Students transition into adulthood more easily
Students join a diverse and vast workforce when they enter the professional world. Without prior exposure to diversity, interacting with people of all different mindsets and backgrounds can present a challenge. Most companies are looking to hire employees who can handle diversity with maturity and grace since it comes in handy with many benefits.
Creativity, at its core, is all about encompassing and transforming different ideas to come up with something personal, new, and unique. People become more creative when they are exposed to new experiences and ideas. This can be achieved with children during their early childhood years by creating educational experiences based on their favorite shows. Indeed, bringing together diverse perspectives in nonprofessional and professional situations that call for creativity is a wise choice.
Diversity helps to build students’ confidence later in life
When students have a diverse education, they feel safer in and out of school; learning about different cultures helps them become comfortable with themselves and with cultural differences across social groups. That builds self-confidence and a more profound sense of safety.
Diversity improves student achievement
Students learning in diverse schools realize higher test scores since the environment helps them work better, allowing them to push themselves further and concentrate on their work. Diversity impacts student performance directly; students in well-planned diversity lessons give teachers and students exposure to new cultures, alternative texts, and different historical figures, which promotes depth of knowledge. Students in racially and socio-economically diverse schools produce more substantial academic achievement than those in schools with students from socio-economically disadvantaged communities.
Diversity reduces prejudice and promotes empathy
Students tend to develop prejudices when they live in racially isolated environments and attend schools there. Teaching diversity helps students to counter discriminatory stereotypes by understanding a variety of social groups and cultures. That puts them in a better position of making connections from their own lives to those of their peers. Diversity also allows students to be empathetic to the experiences of others by increasing their cultural competence.

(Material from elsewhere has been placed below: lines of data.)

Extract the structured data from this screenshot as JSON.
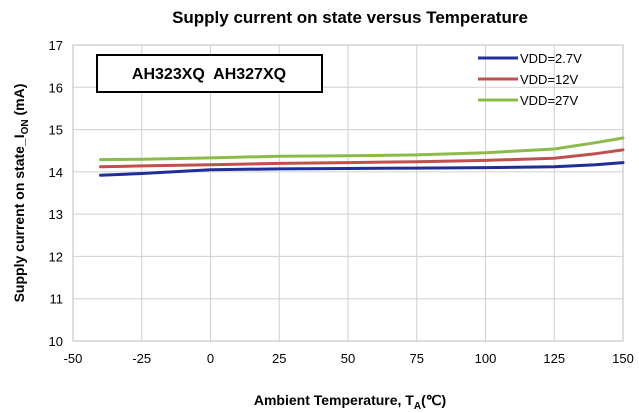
{
  "chart_data": {
    "type": "line",
    "title": "Supply current on state versus Temperature",
    "xlabel": {
      "main": "Ambient Temperature, T",
      "sub": "A",
      "unit": "(℃)"
    },
    "ylabel": {
      "main": "Supply  current on state_I",
      "sub": "ON",
      "unit": " (mA)"
    },
    "xlim": [
      -50,
      150
    ],
    "ylim": [
      10,
      17
    ],
    "xticks": [
      -50,
      -25,
      0,
      25,
      50,
      75,
      100,
      125,
      150
    ],
    "yticks": [
      10,
      11,
      12,
      13,
      14,
      15,
      16,
      17
    ],
    "grid": "both",
    "legend_position": "top-right",
    "annotation": "AH323XQ  AH327XQ",
    "series": [
      {
        "name": "VDD=2.7V",
        "color": "#1f2f9a",
        "x": [
          -40,
          -25,
          0,
          25,
          50,
          75,
          100,
          125,
          140,
          150
        ],
        "y": [
          13.92,
          13.96,
          14.05,
          14.07,
          14.08,
          14.09,
          14.1,
          14.12,
          14.17,
          14.22
        ]
      },
      {
        "name": "VDD=12V",
        "color": "#c0504d",
        "x": [
          -40,
          -25,
          0,
          25,
          50,
          75,
          100,
          125,
          140,
          150
        ],
        "y": [
          14.12,
          14.14,
          14.17,
          14.2,
          14.22,
          14.24,
          14.27,
          14.32,
          14.43,
          14.52
        ]
      },
      {
        "name": "VDD=27V",
        "color": "#8dbb4b",
        "x": [
          -40,
          -25,
          0,
          25,
          50,
          75,
          100,
          125,
          140,
          150
        ],
        "y": [
          14.29,
          14.3,
          14.33,
          14.37,
          14.38,
          14.4,
          14.45,
          14.54,
          14.69,
          14.8
        ]
      }
    ]
  }
}
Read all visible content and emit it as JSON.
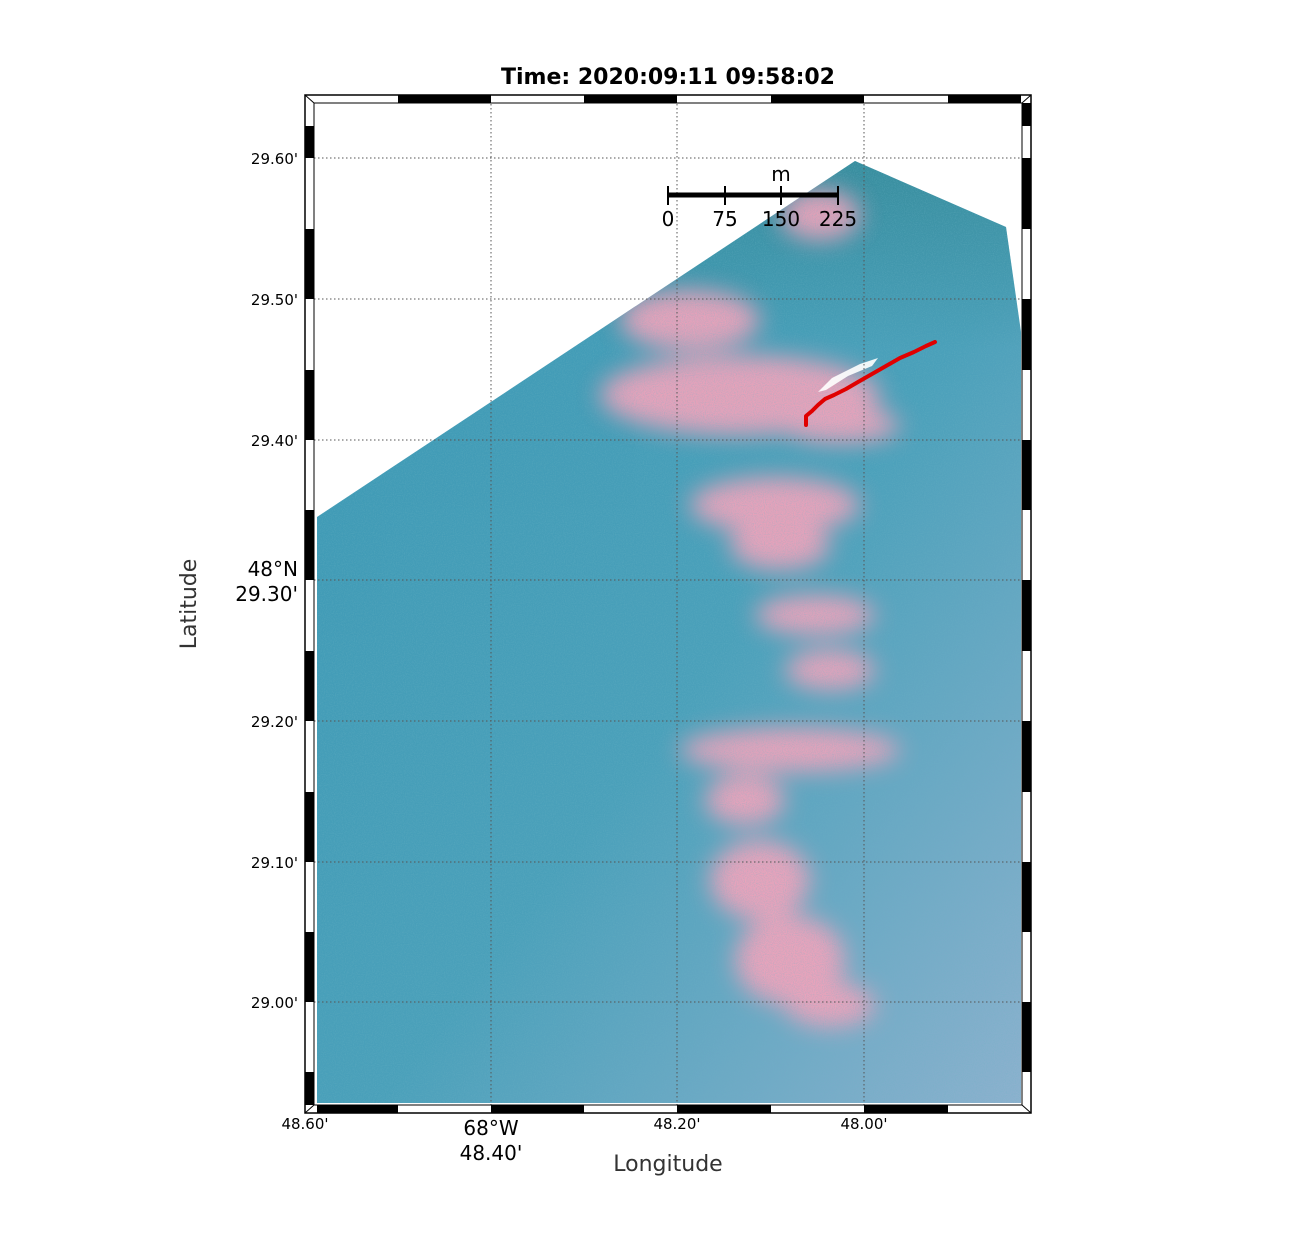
{
  "title": "Time: 2020:09:11 09:58:02",
  "axes": {
    "xlabel": "Longitude",
    "ylabel": "Latitude"
  },
  "lon_ticks": [
    "48.60'",
    "68°W",
    "48.40'",
    "48.20'",
    "48.00'"
  ],
  "lat_ticks": [
    "29.60'",
    "29.50'",
    "29.40'",
    "48°N",
    "29.30'",
    "29.20'",
    "29.10'",
    "29.00'"
  ],
  "scale_bar": {
    "unit": "m",
    "labels": [
      "0",
      "75",
      "150",
      "225"
    ]
  },
  "colors": {
    "water": "#3f9bb6",
    "plume": "#f4a3bb",
    "track": "#e00000",
    "grid": "#555555"
  }
}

Diversity creates a culturally responsive learning environment
Teaching diversity creates a classroom where students can understand cultures that are different from their own as they become more respectful. They become typically more willing to listen to other viewpoints rather than fear, scorn, or mock the unfamiliar. Educators can best achieve this by teaching students that people who don’t look like them are the same as them on the inside, whether they follow different religious traditions, come from different socio-economic backgrounds, have a different gender identity, or speak another language.